Proposed midtown skyscraper features massive arch

The “Big Bend,” a skyscraper concept in midtown, Manhattan, features a roller coaster-style curve. (Image courtesy: oiiostudio)

(Original Link)

3/20/2017

By Ivan Pereira

London has Big Ben. Will New York get Big Bend?

A city-based architecture firm has pitched a 4,000-foot-long skyscraper for midtown, Manhattan.

Oiio’s silly straw supertall structure would rise in two towers on 57th Street and connect in the air over Calvary Baptist Church.

Ioannis Oikonomou, who came up with the design, said his proposal reveals “hidden layers of New York,” and tells a story about how the growing luxury buildings on the block, dubbed Billionaires Row, are changing the way we look at the city.

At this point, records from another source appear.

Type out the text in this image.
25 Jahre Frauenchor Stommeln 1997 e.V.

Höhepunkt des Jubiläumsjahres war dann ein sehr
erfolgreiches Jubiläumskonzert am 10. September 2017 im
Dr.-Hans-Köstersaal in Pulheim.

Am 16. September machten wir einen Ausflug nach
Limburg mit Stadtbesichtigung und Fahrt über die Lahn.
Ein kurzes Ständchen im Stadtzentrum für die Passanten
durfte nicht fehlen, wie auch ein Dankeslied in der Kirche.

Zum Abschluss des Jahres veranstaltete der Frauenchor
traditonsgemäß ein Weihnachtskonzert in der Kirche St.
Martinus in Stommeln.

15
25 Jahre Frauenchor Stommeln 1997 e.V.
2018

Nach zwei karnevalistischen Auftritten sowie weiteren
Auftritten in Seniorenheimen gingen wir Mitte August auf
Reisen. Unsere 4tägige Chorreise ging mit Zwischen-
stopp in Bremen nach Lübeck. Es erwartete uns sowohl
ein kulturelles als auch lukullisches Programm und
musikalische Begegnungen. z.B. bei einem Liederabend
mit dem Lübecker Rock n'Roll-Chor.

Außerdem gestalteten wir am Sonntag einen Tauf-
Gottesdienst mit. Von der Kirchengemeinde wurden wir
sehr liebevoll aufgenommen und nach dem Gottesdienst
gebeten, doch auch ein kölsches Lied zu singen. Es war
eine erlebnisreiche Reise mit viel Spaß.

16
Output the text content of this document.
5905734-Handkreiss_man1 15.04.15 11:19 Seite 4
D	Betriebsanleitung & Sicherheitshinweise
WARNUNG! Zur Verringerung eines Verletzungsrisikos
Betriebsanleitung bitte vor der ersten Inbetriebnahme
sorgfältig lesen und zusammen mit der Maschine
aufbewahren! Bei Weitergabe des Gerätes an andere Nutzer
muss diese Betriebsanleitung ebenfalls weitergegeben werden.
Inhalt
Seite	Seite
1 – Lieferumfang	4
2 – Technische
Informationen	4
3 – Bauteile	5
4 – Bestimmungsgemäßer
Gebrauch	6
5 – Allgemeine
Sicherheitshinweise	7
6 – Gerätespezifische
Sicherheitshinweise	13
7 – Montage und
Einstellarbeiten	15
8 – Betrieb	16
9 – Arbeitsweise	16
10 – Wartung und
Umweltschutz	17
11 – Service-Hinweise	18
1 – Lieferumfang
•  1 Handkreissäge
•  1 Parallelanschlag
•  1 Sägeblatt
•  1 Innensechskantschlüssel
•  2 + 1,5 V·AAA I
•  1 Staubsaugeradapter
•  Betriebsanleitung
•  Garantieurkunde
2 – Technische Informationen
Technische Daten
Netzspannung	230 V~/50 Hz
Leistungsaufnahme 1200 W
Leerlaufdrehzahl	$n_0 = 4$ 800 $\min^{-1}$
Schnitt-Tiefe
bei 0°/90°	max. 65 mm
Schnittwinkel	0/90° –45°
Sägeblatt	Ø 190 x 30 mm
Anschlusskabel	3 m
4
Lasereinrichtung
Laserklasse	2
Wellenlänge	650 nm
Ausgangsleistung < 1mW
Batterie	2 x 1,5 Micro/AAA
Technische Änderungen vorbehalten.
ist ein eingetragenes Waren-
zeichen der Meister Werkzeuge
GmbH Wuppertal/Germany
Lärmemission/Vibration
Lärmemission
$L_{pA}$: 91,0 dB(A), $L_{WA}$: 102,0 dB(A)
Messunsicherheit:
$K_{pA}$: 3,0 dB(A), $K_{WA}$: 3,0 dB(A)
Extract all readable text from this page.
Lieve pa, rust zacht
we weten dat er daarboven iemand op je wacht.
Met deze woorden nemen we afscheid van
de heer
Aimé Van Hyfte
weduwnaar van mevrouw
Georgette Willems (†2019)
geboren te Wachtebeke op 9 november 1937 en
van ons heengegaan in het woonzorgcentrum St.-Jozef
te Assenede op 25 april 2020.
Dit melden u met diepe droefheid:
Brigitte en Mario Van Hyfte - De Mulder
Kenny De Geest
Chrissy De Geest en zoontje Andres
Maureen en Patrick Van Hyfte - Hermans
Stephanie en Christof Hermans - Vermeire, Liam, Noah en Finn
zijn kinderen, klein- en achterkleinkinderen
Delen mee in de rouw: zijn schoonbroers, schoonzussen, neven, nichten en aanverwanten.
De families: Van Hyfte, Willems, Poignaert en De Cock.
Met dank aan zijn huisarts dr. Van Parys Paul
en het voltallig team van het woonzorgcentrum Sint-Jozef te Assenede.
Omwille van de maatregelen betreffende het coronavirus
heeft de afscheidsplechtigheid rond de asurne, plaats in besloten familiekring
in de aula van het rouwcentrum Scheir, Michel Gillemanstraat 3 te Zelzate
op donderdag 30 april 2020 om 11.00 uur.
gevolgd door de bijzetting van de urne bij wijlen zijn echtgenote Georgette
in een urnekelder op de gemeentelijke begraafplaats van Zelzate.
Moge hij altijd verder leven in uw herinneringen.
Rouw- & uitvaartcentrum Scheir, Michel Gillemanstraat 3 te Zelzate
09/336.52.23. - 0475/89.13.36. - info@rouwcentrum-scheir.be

“[New York] architecture no longer operates as formation of buildings and streets. It is a cluster of catalysts to memories and emotions which inhabit our minds,” he said in an email to amNewYork.

Currently a 77-floor condo and a seven-story prewar building take up the two spaces on 57th Street where the tower would be built. The building would be roughly 2,000 feet tall based on the firm’s measurements.

Calvary Baptist Church and the city’s Department of City Planning didn’t give an official comment on the proposal.

Layla Law-Gisiko, the chair of Community Board 5’s Sunshine Task Force, which has been opposing the crop of supertalls on 57th Street, acknowledged the firm’s vivid imagination but called its design silly and out of touch. Buildings, like One 57 and 432 Park Avenue, have already altered the look and feel of the neighborhood and it shouldn’t be encouraging the trend, she said.

“There is clearly a salacious appetite from developers that aren’t contextual and don’t blend in,” she said.